Prof. Sandrine Cartwright III –
Does the nucleation rate and growth rate in the simulation affect the final size distribution of the calcium-oxalate particles? How precisely can one control these rates?
MR CFD Support –
Yes, the nucleation rate and the growth rate have significant effects on the size distribution of the calcium-oxalate particles. By carefully setting up the nucleation and growth rate using User-Defined Functions (UDFs), one can control these rates with high precision. It allows for the detailed prediction and control of particle size distribution within the simulation.
Viva Rohan DVM –
After reading about PBM and the UDF function defining nucleation and growth rates, I wonder how do I integrate my own nucleation-growth relationship into the model, if it differs from typical models?
MR CFD Support –
To integrate your own nucleation-growth relationship into the Population Balance Model, you usually need to program a User-Defined Function (UDF) in C that correctly defines your specific nucleation and growth expressions. Once you’ve properly written and compiled this UDF in the context of ANSYS Fluent, you will be able to incorporate your custom nucleation-growth relationship by ‘hooking’ this UDF to the relevant ANSYS Fluent solvers.
Ruben Wuckert –
Really impressed with the detailed explanation of how chemical reactions and mass transfer processes are defined and simulated in the PBM project. It incredibly insight how the effects of reaction and particle growth are so effectively represented using the discrete PBM method.
MR CFD Support –
Thank you for your positive feedback! We’re thrilled to hear that our tutorial on the Population Balance Model for nucleation using ANSYS Fluent was insightful and understandable. It’s our goal to provide comprehensive guidance and detailed explanations to help our users get the most out of CFD analysis. We appreciate your comments and are glad you found the content effective!
Roy Tremblay –
What software was used for the Population Balance Model analysis for nucleation, and how was that selected?
MR CFD Support –
ANSYS Fluent software was utilized for the Population Balance Model (PBM) analysis for calcium-oxalate nucleation. This software was selected due to its robust multiphase and species transport models and the ability to customize nucleation and growth rates using user-defined functions (UDFs), which are essential for accurately simulating chemical processes like nucleation and crystal growth.
Patrick Green –
Does the PBM simulation include the aggregation and breakage of particles, or does it solely focus on nucleation and growth processes?
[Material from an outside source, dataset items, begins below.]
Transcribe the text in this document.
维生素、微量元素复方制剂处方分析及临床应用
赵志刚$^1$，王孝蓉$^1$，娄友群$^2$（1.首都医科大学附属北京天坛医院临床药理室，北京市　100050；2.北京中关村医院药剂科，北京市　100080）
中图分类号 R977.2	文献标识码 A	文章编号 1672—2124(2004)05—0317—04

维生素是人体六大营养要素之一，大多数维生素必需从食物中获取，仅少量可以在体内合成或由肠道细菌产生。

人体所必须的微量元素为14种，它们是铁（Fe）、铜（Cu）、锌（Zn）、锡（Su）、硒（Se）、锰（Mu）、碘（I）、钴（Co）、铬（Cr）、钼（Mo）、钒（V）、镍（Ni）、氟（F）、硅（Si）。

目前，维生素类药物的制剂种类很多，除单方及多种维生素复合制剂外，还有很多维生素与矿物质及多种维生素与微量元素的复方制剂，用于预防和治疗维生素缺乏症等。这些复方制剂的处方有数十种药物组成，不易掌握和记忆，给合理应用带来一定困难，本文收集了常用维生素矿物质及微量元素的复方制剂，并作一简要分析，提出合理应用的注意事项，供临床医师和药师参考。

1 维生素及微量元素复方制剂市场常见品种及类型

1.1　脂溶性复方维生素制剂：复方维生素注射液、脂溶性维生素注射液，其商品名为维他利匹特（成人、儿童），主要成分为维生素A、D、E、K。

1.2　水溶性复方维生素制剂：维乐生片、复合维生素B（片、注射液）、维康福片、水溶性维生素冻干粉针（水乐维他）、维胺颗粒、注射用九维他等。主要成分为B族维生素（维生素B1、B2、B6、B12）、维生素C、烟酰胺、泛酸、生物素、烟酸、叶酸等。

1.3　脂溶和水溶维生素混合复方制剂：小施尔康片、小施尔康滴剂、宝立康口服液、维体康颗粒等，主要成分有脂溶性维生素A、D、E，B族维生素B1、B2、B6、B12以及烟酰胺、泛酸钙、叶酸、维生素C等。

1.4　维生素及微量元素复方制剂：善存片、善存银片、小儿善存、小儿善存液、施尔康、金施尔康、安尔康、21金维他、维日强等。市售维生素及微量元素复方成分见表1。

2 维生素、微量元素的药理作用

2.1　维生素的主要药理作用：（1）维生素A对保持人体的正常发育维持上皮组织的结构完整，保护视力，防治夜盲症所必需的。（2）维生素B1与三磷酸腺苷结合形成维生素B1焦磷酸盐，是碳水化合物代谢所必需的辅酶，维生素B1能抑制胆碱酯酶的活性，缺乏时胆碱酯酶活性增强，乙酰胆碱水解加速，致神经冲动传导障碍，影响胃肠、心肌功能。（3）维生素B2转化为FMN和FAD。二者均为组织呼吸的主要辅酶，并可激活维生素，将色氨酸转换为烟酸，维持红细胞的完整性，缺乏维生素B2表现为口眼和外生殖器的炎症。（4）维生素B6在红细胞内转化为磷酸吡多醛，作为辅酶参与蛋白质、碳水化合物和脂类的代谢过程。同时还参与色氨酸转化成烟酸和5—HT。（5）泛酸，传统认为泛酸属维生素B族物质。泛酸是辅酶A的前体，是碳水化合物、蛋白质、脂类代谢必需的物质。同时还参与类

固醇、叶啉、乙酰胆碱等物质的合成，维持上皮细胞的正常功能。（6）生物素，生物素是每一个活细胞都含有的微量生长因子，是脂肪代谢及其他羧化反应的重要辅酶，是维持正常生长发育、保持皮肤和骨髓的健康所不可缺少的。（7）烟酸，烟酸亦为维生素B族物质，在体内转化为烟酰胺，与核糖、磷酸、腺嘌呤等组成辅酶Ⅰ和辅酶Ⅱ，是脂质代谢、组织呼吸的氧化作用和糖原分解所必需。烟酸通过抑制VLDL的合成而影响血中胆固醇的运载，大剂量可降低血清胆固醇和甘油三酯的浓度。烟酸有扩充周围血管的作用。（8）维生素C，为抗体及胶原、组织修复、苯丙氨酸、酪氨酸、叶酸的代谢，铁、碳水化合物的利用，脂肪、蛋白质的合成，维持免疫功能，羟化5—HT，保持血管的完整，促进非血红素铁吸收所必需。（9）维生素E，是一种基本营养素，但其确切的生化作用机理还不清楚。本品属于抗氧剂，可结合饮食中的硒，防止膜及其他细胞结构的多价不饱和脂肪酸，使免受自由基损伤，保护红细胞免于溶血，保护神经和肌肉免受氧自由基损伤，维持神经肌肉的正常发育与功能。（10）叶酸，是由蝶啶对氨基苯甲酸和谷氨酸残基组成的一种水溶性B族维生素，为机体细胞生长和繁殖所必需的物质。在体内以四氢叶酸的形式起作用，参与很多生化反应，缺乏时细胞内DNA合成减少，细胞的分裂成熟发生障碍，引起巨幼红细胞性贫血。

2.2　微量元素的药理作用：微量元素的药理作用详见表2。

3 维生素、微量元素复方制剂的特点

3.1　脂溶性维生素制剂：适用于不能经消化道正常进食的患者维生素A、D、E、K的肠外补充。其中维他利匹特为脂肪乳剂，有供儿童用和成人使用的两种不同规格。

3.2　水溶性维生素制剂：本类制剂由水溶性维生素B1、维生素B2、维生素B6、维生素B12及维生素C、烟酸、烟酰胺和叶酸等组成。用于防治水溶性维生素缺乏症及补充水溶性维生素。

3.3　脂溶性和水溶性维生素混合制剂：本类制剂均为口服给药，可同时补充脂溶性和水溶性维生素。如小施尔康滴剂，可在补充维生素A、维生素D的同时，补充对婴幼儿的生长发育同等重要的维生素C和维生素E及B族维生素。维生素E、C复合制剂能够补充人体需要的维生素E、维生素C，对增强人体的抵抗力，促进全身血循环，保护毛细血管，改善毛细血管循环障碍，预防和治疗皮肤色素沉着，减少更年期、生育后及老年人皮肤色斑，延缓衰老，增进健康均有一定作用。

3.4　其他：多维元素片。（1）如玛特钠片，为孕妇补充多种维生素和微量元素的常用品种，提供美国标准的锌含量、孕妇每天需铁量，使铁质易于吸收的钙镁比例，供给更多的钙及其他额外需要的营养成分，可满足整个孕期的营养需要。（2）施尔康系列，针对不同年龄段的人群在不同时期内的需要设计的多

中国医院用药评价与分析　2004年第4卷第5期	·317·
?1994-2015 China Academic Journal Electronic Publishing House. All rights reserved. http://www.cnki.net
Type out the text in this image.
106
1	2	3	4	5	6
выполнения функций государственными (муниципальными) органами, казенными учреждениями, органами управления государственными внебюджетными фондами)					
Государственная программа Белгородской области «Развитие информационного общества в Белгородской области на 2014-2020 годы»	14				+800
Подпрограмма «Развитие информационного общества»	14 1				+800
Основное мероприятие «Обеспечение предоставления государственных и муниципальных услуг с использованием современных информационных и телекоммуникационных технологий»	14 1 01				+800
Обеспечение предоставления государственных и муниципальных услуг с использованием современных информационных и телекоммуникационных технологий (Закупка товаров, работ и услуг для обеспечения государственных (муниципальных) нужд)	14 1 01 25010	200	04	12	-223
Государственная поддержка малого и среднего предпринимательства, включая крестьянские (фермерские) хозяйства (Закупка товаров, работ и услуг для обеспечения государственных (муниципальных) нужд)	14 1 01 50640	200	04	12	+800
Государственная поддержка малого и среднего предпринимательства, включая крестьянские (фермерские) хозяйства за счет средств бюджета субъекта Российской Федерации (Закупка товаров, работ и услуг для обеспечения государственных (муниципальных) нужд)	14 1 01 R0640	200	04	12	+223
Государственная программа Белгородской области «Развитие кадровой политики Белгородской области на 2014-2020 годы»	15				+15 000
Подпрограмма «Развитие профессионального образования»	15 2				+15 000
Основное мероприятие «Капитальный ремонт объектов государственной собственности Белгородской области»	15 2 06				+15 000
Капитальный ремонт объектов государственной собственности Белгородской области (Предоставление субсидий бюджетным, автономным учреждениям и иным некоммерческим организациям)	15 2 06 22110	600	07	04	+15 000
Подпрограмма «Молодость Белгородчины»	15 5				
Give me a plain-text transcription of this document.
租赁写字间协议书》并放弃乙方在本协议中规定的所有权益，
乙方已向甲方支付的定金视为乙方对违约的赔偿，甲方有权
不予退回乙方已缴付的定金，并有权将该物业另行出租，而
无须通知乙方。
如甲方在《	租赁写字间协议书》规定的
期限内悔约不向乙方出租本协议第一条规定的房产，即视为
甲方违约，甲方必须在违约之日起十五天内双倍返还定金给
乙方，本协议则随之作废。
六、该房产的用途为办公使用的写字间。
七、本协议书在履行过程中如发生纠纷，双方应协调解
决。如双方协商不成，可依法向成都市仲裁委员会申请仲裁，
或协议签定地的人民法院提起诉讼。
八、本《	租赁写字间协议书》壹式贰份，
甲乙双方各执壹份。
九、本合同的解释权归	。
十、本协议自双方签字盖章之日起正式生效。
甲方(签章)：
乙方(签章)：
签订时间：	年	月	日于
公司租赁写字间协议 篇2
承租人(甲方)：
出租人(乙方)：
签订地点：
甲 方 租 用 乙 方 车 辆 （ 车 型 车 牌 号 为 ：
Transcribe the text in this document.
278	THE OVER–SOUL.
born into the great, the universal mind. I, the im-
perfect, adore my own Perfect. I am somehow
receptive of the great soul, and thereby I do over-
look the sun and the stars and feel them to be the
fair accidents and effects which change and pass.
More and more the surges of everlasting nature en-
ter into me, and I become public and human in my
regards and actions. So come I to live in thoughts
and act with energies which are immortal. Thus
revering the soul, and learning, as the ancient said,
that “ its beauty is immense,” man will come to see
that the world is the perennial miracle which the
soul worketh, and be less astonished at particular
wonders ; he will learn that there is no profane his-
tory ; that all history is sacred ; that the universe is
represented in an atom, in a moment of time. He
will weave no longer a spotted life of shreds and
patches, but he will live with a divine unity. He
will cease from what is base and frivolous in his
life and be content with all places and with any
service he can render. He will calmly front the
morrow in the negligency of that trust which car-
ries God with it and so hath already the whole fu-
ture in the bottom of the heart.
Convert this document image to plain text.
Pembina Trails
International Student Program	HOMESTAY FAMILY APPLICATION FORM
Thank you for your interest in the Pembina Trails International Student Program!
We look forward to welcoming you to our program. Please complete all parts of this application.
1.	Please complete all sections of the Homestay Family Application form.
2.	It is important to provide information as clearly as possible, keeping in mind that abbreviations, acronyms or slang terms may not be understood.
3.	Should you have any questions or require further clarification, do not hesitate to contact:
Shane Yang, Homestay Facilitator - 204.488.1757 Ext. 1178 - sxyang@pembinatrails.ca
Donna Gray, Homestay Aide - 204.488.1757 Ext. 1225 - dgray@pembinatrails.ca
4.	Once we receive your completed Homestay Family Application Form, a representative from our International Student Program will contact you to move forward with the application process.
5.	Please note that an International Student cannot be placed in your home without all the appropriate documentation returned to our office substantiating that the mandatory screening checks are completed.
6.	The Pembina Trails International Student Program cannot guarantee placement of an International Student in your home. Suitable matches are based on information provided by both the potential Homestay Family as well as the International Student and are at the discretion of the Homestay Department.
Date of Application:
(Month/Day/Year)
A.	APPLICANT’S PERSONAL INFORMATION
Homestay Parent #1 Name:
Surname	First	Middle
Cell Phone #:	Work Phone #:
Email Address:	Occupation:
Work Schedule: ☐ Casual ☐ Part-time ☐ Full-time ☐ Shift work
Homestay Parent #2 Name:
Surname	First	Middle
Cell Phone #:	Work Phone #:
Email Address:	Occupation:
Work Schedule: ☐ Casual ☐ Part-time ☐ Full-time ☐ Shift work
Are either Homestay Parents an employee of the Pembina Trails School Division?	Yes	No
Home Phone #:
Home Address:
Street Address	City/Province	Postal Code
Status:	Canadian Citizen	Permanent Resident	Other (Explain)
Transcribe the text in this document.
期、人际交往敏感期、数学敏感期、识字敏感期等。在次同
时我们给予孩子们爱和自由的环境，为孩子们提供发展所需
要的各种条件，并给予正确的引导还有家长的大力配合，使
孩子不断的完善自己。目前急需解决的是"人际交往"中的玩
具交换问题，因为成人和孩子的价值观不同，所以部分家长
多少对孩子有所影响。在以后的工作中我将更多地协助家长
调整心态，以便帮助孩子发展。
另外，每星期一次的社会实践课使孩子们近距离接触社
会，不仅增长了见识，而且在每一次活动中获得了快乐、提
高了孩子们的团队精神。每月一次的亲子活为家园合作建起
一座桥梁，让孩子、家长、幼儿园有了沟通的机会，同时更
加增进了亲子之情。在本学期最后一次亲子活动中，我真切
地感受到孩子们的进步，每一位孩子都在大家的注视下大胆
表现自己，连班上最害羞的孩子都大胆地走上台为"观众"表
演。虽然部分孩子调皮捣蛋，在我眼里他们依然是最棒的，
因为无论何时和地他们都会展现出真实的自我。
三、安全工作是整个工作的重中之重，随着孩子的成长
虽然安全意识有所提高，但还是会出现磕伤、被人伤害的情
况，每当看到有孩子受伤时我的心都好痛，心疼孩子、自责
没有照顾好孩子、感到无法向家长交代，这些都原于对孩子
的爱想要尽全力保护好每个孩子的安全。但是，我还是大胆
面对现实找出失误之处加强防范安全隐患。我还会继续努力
You mentioned the use of UDF for nucleation and growth rates, can you explain the reasoning behind your parameters selection for these rates?
MR CFD Support –
In the discussed PBM simulation, aggregation and breakage processes do not occur. The focus is solely on the nucleation and growth processes. The selection of parameters for the UDF defining nucleation and growth rates was likely determined through a combination of theoretical approach, empirical data, and calibration based on iterative testing within the simulation framework.
Cordelia Smitham –
Your tutorial suggests that the distribution of particle sizes is one of the key outcomes. Could you clarify how the particle size distribution affects the production process of calcium-oxalate?
MR CFD Support –
In the CFD simulation, the particle size distribution is a significant factor because it influences the surface area available for chemical reactions, sedimentation rates, and overall product-purity characteristics. During the production of calcium-oxalate, understanding and controlling the particle size distribution is crucial for ensuring consistent product quality. Smaller particles may dissolve or react faster due to their larger surface area to volume ratio, while larger particles might settle more quickly out of the solution. These factors must be considered and optimized during the production process to meet the desired specifications of the end product.